Path and Query Parameters

In ModelEndpointFactory, path parameters are parsed to identify both path and query parameters. These parameters are then created as fields within the Ninja input schema and resolved during the request, passing them as kwargs to the handler.

For example,

list_post_tags = ModelEndpointFactory.list(
    path="/{int:id}/tags/{post_id}?query=int&query1=int",
    schema_out=model_config.retrieve_schema,
    queryset_getter=lambda self, **kw: self.list_post_tags_query(**kw)
)

def list_post_tags_query(self, **kwargs):
    assert kwargs['id']
    assert kwargs['query']
    assert kwargs['query1']
    post_id = kwargs['post_id']
    return Post.objects.filter(id=post_id).first().tags.all()

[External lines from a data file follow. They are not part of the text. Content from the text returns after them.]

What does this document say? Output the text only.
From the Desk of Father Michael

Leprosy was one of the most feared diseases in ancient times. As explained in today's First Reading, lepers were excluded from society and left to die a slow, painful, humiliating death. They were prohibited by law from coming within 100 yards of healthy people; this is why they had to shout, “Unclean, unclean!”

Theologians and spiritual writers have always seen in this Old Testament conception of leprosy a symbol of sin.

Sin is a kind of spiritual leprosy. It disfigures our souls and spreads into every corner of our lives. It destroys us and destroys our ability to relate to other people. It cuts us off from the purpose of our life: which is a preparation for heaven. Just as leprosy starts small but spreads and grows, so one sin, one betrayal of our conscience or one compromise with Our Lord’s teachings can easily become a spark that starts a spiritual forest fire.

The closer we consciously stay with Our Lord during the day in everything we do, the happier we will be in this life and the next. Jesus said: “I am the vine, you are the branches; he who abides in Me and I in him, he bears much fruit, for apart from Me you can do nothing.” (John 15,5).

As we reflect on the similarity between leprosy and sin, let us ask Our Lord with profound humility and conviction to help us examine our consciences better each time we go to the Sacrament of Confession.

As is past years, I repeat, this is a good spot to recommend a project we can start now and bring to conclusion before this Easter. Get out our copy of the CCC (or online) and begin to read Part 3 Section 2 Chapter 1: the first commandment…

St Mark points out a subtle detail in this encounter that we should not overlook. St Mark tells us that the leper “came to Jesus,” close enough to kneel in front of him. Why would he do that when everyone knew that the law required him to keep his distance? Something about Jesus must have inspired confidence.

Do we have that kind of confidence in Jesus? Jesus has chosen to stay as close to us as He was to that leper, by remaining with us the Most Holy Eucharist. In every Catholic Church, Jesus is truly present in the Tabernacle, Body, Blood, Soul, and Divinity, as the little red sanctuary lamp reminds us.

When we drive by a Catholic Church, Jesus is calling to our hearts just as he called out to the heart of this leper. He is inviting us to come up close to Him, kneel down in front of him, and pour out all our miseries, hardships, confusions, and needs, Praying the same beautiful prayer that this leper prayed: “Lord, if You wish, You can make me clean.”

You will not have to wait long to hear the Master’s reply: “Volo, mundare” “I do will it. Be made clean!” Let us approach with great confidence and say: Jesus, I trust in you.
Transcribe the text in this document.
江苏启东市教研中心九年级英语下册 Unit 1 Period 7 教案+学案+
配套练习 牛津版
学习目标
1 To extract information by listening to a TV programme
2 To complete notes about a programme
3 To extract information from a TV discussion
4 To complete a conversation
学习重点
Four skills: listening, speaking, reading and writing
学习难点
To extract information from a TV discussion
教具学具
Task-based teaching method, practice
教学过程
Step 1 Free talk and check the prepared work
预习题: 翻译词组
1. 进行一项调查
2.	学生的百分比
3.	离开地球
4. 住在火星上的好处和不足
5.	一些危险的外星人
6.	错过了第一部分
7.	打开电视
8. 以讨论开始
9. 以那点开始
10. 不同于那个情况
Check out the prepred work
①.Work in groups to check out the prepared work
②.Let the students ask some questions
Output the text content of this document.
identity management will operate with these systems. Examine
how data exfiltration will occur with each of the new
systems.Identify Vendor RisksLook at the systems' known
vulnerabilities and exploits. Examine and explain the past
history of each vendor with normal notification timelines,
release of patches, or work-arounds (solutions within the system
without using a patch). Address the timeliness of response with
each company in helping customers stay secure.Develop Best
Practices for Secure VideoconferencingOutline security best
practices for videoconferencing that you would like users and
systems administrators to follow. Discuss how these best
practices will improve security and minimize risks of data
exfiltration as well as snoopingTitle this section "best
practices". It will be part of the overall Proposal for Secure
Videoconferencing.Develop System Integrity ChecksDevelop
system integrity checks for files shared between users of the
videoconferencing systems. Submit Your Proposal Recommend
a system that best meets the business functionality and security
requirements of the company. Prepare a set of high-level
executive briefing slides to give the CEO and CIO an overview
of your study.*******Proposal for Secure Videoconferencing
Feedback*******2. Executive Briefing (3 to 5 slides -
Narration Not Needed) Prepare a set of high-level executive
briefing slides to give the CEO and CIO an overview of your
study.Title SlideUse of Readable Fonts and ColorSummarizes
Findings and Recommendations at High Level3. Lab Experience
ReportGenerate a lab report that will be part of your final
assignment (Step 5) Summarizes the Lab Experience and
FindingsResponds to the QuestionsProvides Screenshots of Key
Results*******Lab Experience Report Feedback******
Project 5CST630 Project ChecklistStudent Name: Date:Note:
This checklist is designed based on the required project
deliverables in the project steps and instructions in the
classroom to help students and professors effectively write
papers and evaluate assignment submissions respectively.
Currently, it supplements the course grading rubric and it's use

In this example, the path /{int:id}/tags/{post_id}?query=int&query1=int generates two path parameters ['id:int', 'post_id:str'] and two query parameters ['query:int', 'query1:int']. These parameters are bundled into the Ninja input schema and resolved during the request, passing them as kwargs to the route handler.

Note that when path and query parameters are defined they are added to ninja schema input as a required field and, not optional. Also, path and query data types must be compatible with Django URL converters.